People are looking forward to a “new normal” once this pandemic is over.

“The goal is to figure out what that is and how you fit into that,” Chapman said.

Lake Placid a good fit

The next season for CAN/AM Hockey in Lake Placid is scheduled to begin Oct. 22 with youth tournaments. Chapman said the Olympic Village seems to be a good fit for the business, the hockey players and their families.

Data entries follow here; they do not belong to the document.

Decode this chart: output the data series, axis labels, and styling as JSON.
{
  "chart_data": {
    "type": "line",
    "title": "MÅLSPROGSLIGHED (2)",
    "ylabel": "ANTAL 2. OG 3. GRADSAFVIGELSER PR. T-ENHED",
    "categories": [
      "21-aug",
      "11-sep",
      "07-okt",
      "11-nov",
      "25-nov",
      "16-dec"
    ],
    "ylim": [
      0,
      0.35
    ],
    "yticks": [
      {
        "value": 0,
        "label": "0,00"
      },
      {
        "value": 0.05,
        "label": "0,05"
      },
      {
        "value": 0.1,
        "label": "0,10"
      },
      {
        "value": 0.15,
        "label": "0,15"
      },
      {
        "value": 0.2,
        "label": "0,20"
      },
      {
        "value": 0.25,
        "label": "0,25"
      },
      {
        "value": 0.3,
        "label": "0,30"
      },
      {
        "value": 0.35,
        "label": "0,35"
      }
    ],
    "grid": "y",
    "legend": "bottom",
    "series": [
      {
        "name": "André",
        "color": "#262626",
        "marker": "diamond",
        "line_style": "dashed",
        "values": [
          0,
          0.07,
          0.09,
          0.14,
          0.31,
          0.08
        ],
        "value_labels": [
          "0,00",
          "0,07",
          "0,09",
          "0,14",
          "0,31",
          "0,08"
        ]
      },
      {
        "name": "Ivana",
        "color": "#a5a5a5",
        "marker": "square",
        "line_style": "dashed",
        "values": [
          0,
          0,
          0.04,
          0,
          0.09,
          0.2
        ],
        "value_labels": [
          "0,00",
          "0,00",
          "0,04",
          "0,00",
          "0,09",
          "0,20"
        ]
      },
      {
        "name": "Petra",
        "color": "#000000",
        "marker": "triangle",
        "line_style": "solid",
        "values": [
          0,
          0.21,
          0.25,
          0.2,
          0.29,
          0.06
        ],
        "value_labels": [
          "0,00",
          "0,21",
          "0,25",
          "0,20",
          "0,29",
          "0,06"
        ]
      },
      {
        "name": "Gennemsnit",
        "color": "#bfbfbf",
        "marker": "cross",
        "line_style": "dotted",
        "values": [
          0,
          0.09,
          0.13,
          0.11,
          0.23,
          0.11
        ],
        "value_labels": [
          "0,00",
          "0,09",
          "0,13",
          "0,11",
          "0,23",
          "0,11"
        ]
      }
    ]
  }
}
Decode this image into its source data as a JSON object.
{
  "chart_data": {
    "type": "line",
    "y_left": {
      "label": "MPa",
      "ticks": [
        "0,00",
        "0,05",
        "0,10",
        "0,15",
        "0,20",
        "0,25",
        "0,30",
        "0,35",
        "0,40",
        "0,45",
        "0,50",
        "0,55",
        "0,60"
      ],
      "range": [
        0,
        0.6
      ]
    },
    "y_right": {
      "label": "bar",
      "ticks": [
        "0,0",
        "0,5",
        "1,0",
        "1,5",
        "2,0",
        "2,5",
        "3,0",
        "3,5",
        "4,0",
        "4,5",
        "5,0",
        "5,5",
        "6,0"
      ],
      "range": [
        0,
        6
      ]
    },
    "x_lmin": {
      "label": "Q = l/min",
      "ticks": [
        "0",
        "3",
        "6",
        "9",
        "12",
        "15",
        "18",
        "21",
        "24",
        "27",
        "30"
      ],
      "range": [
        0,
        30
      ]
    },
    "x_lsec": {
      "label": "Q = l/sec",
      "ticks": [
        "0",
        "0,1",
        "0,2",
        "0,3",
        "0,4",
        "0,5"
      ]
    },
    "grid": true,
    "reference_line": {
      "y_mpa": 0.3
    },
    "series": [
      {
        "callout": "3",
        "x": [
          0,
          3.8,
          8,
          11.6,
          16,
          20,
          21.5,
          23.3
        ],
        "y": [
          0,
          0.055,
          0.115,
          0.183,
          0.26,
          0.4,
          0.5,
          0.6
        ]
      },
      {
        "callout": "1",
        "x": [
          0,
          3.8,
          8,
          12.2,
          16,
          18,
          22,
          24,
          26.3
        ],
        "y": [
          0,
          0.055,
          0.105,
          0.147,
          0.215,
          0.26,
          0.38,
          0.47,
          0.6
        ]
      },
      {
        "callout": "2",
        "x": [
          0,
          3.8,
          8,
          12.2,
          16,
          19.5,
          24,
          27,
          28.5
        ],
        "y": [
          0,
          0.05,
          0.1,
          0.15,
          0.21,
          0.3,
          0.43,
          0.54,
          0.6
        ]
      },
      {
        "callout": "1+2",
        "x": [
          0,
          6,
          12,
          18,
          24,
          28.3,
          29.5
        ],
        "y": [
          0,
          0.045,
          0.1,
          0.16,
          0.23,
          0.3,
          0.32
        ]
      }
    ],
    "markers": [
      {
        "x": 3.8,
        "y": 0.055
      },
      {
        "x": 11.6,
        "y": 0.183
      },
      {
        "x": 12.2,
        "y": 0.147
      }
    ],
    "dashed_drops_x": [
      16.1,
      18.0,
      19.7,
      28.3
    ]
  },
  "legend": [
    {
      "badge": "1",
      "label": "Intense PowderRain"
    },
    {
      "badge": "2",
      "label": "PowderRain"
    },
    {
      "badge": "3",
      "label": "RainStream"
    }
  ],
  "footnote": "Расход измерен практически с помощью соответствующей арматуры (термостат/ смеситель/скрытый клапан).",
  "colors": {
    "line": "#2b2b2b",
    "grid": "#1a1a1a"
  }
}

“We run events in other locations, but they’re just not quite the same because you’re running a small event in a big city versus running a big event in a small town,” he said. “Between the physical setup of Lake Placid, a small town that happens to have access to four ice surfaces is pretty unusual. Also Lake Placid is a resort community, so the amenities that they have to offer for our guests are already something our guests are interested in doing.”

Tournaments are held on the the three rinks at the Olympic Center and the Saranac Lake Civic Center. These venues, plus CAN/AM Hockey’s history with Tri-Lakes residents and businesses, make hosting tournaments in Lake Placid more personal for Chapman.

“I haven’t been in Las Vegas for the past 26 years,”he said, “whereas Lake Placid is my home away from home.”

Customers missing hockey

CAN/AM Hockey’s customers understand why there have been cancellations, yet overwhelmingly, Chapman has found that the biggest sentiment among hockey players and their families is disappointment.

“For these guests, it’s a big deal,” he said. “You can’t minimize how important that tournament is to that individual player coming to Lake Placid, and that whole experience that they’ll have. We’re running tournaments, but for a lot of these customers– particularly the young guys — this is potentially the most memorable sporting event that they will participate in as an amateur athlete.”